Yisroelik was not upset in the least, and accepting the decree of Heaven, he set out once again to one of the villages, in order to acquire wheat to be ground into flour for matzos. When he completed the task, he loaded the sack of flour onto the wagon, and set out once again for home as the horse struggled to climb the long hill upon which his hut was situated.

It was a long and steep road, and the haggard horse toiled mightily to drag the heavy wagon with the sack of flour. Although having traversed this road many times in the past, it seemed as if this time the horse’s strength was not up to the job. The young Yisroelik tried to help the horse and push the wagon from behind, but the pitiful animal could not withstand the effort and in middle of the climb it collapsed and after a few moments breathed its last.

Yisroelik was well aware that this area was almost completely devoid of human traffic and there was no point in waiting for help. Having no choice, he was compelled to drag the wagon himself, since he was afraid to leave the flour without proper protection in case of another surprise rainstorm which would turn this flour too into chametz.

For many hours, he dragged the wagon up the steep mountain until he had no strength to continue. Standing next to the wagon, he began to cry bitterly. He understood that this was a heavenly test placed in his path of fulfilling the mitzva, but he no longer had any strength.


As he stood crying, he could see through his tears the image of a tall and impressive figure approaching.

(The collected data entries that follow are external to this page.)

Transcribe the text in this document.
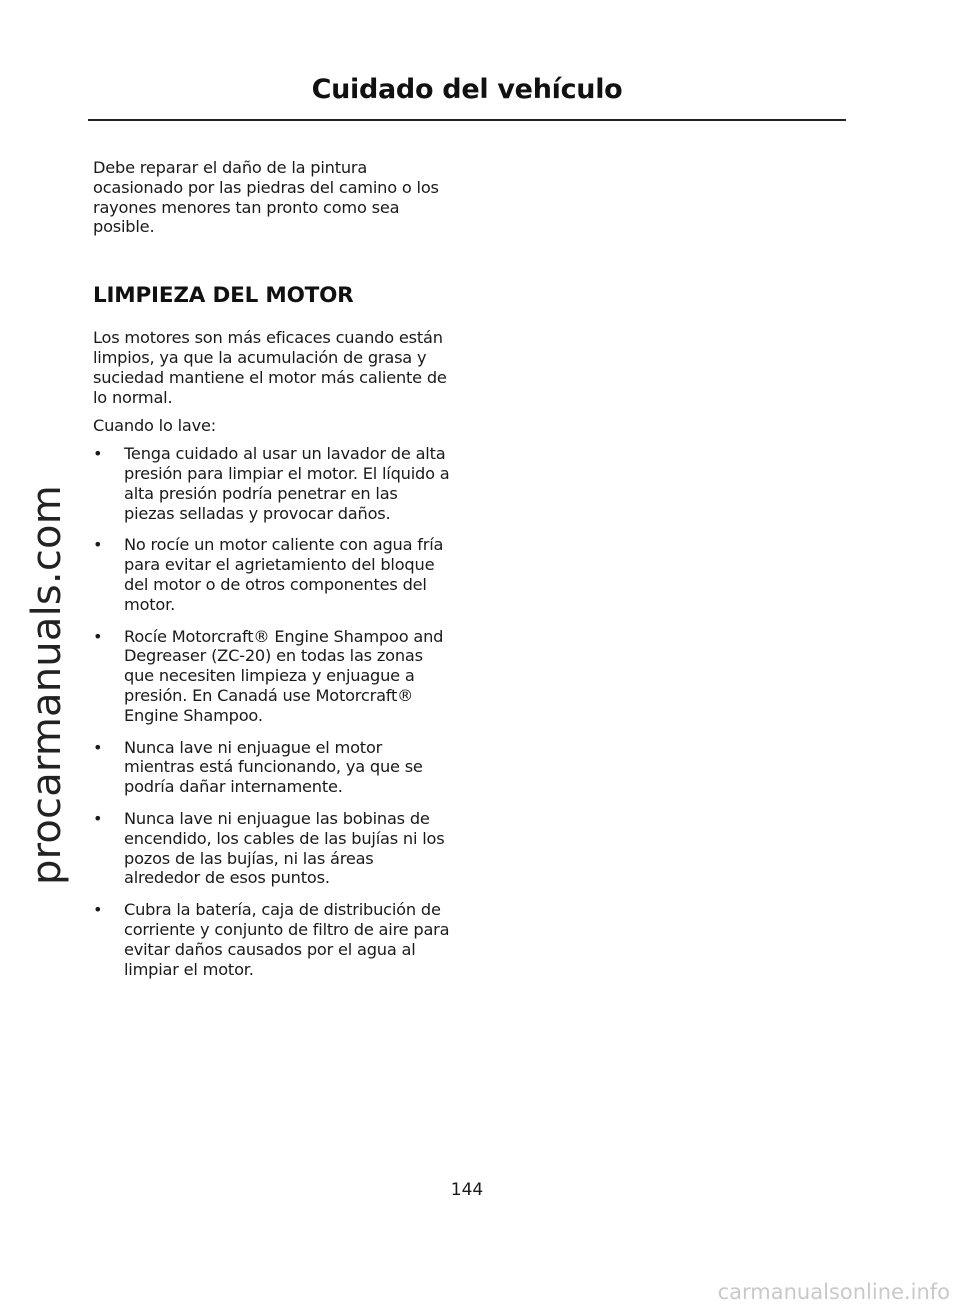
Cuidado del vehículo
procarmanuals.com

Debe reparar el daño de la pintura ocasionado por las piedras del camino o los rayones menores tan pronto como sea posible.

LIMPIEZA DEL MOTOR

Los motores son más eficaces cuando están limpios, ya que la acumulación de grasa y suciedad mantiene el motor más caliente de lo normal.

Cuando lo lave:

• Tenga cuidado al usar un lavador de alta presión para limpiar el motor. El líquido a alta presión podría penetrar en las piezas selladas y provocar daños.
• No rocíe un motor caliente con agua fría para evitar el agrietamiento del bloque del motor o de otros componentes del motor.
• Rocíe Motorcraft® Engine Shampoo and Degreaser (ZC-20) en todas las zonas que necesiten limpieza y enjuague a presión. En Canadá use Motorcraft® Engine Shampoo.
• Nunca lave ni enjuague el motor mientras está funcionando, ya que se podría dañar internamente.
• Nunca lave ni enjuague las bobinas de encendido, los cables de las bujías ni los pozos de las bujías, ni las áreas alrededor de esos puntos.
• Cubra la batería, caja de distribución de corriente y conjunto de filtro de aire para evitar daños causados por el agua al limpiar el motor.
144
carmanualsonline.info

The man appeared to be an honorable and dignified Jew making his way easily through the winding mountain paths. Yisroelik understood that this was no ordinary Jew that just happened to be passing. It must be Eliyahu HaNavi himself who had come special for him. Eliyahu HaNavi looked at him and with a warm smile informed him, “You should know that your tears are pleasing and your prayers have been accepted. I will immediately send a gentile to take the wagon and the flour to your house.”

Meanwhile, Yisroelik started awake and realized that this had been a dream and that he had dozed while crying. He had merited seeing the fulfillment of “fortunate is one who sees his face (Eliyahu HaNavi) in a dream.” Knowing that this was not a simple dream and that his salvation was near, Yisroelik waited patiently. Presently, he spied coming up the path a powerful gentile with a horse and wagon. The gentile appeared to be a sturdy fellow with broad shoulders, and large solid legs in heavy shepherd’s boots.

The name of the strange young man who wandered among the mountains was already known among the local gentiles, so Yisroelik was not surprised when the man addressed him like an old friend, “Srulche, tie your wagon to my wagon and I’ll take you home.” The powerful man loaded the horse carcass onto the wagon, the two wagons were hitched to each other, and the young Yisroelik began to walk alongside his unlikely companion as they made their way up the mountain.

A short while later, the two reached the hut of the young couple. When they reached the house of the Baal Shem Tov, the gentile turned to him and said, “What will you give me if I skin the horse for you?” This was considered a valuable commodity in those parts, and the Baal Shem Tov gave him a gold coin worth thirteen rubles as he skinned the animal expertly and speedily.

Not long after, another local gentile came to the Baal Shem Tov and he bought the horse hide from him for four gold coins, and said to him, “Try to use the money to buy nice clothes for your Jewish holiday, for you and your wife.” The Baal Shem Tov realized that these gentiles were messengers sent to him from Above, to help him with his needs for the Yom Tov.